Dimanakah kita diberbagai keadaan diatas?dimana posisi atau peran kita?apakah yang sedang kita lakukan?apakah termanggu, bertopang daku?atau “khusyu’” dalam buaian selimut?atau tidur di atas tumpukan buku?Atau malah menjadi pembual tanpa amal?
Saudaraku…
Pernahkah terlintas dialog diri semacam itu? sebuah kerisauan tentang eksistensi dan kontribusi diri dalam lingkup dakwah, li izzil islam wal muslimin?peran atau action apa yang  kita ambil dalam kancah dakwah?atau kita tidak pernah merasakan kerisauan tentang qadhaya umat islam, dekadensi moral, lebih dari itu hilangnya kekhilafahan, padahal kerisauan terhadap hal-hal itu semua adalah termasuk karateristik seorang da’I, ia risau : bagaimana memperbaiki permasalahan umat, mengembalikan izzah islam wal muslimin, mewujudkan kepemimpinan internasional umat islam, obsesinya bukan terfokus pada  permasalahan pribadinya semata, karena ia yakin Allah akan menolongnya selamanya ia berdakwah menegakan Agama Allah.
Saudaraku…
Apa  kita hanya menjadi penonton, dengan bermacam-macam karakternya : ada yang cuek atau apatis, ada yang hanya sekedar simpati dan empati : ikut sedih, gembira dan terharu ketika sejarah menuliskan kabar menyedihkan atau mengembirakan, ia hanya berda dipinggiran sejarah,  atau kita hanya menjadi komentator, seperti komentator dalam sebuah pertandingan, misalkan : sepak bola, ia mengomentari kelemahan para pemain walaupun belum tentu ia lebih lihai bermain dari yang dikomentarinya.
Saudaraku….
Belumlah terlambat untuk memulai gerakan, menyatukan langkah, persepsi dan orientasi.
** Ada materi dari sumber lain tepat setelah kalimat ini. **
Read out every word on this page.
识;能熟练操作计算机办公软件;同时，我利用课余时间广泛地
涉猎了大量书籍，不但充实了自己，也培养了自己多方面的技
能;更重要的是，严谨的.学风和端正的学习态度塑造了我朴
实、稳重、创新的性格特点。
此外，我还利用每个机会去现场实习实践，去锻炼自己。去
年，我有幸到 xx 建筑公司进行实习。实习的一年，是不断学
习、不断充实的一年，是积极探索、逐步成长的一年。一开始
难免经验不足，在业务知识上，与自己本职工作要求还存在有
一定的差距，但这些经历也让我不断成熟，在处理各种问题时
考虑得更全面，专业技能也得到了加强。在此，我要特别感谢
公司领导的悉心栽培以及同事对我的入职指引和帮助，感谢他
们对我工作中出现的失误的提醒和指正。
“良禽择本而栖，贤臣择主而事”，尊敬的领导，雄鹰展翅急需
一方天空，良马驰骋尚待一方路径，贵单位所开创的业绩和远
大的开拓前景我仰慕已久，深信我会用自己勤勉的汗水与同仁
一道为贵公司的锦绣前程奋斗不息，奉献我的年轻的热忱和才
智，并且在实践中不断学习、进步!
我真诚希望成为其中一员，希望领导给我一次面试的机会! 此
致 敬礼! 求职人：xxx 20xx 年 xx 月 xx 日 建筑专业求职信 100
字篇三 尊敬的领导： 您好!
Peran apa yang akan kita ambil, jangan sampai kita termasuk dalam golongan yang sangat dikhawatirkan sayyidina umar bin khoththob : ketidakberdayaan seorang tsiqoh (‘ajzuts-tsiqot) “ya allah aku berlindung kepadaMu dari keperkasaan(hegemoni) orang yang durhaka dan ketidakberdayaan seorang tsiqoh”. Kita mempunyai potensi yang belum “diledakan”. sejarah keemasan umat islam akan terulang manakala ruh yang membangkitkannya itu ada kembali, saat iman adalah saat kejayaan, saat kehancuran adalah saat hilangnya iman. Keimanan yang melahiran keshalihan pribadi dan sosial, bukan hanya keyakinan atau ritual semata.
Saudaraku…..
Belum beranikah kita mendeklarasikan diri sebagai seorang da’I ? da’I tidaklah berdakwah sendiri tapi ia berjama’ah, dan bukan segerombolan orang yang kumpul tak beraturan tanpa ada tujuan tapi geraknya terorganisir dengan baik bukan secara sporadis, tak pula bodoh justru ialah seorang yang faqih lagi tawadhu’ serta ia menjadi figur tauladan bagi yang lain seperti yang Allah firmankan setelah menceritakan kisah terbaik dalam al-qu’an ; kisah nabi yusuf : "Inilah jalan (agama) ku, Aku dan orang-orang yang mengikutiku [berdakwah] mengajak (kamu) kepada Allah dengan hujjah yang nyata [bashiroh], Maha Suci Allah, dan Aku tiada termasuk orang-orang yang musyrik". Dan ia tidak pula berkarakteristik komprador, yang hanya mencari jalan aman dan keselamtan pribadi saja atau dan keluarga padahal tabiat dakwah adalah jalan yang panjang yang bertabur onak duri bukanlah jalan berhiasan permadani dan hanya sedikit orang yang mampu mengemban dan merealisasikan cita-cita tersebut.
Dan seorang da’i tidak akan mengatakan seperti yang dikatakan bani israil kepada nabi musa : “pergilah kamu bersama Tuhanmu, dan berperanglah kamu berdua, Sesungguhnya kami Hanya duduk menanti disini saja".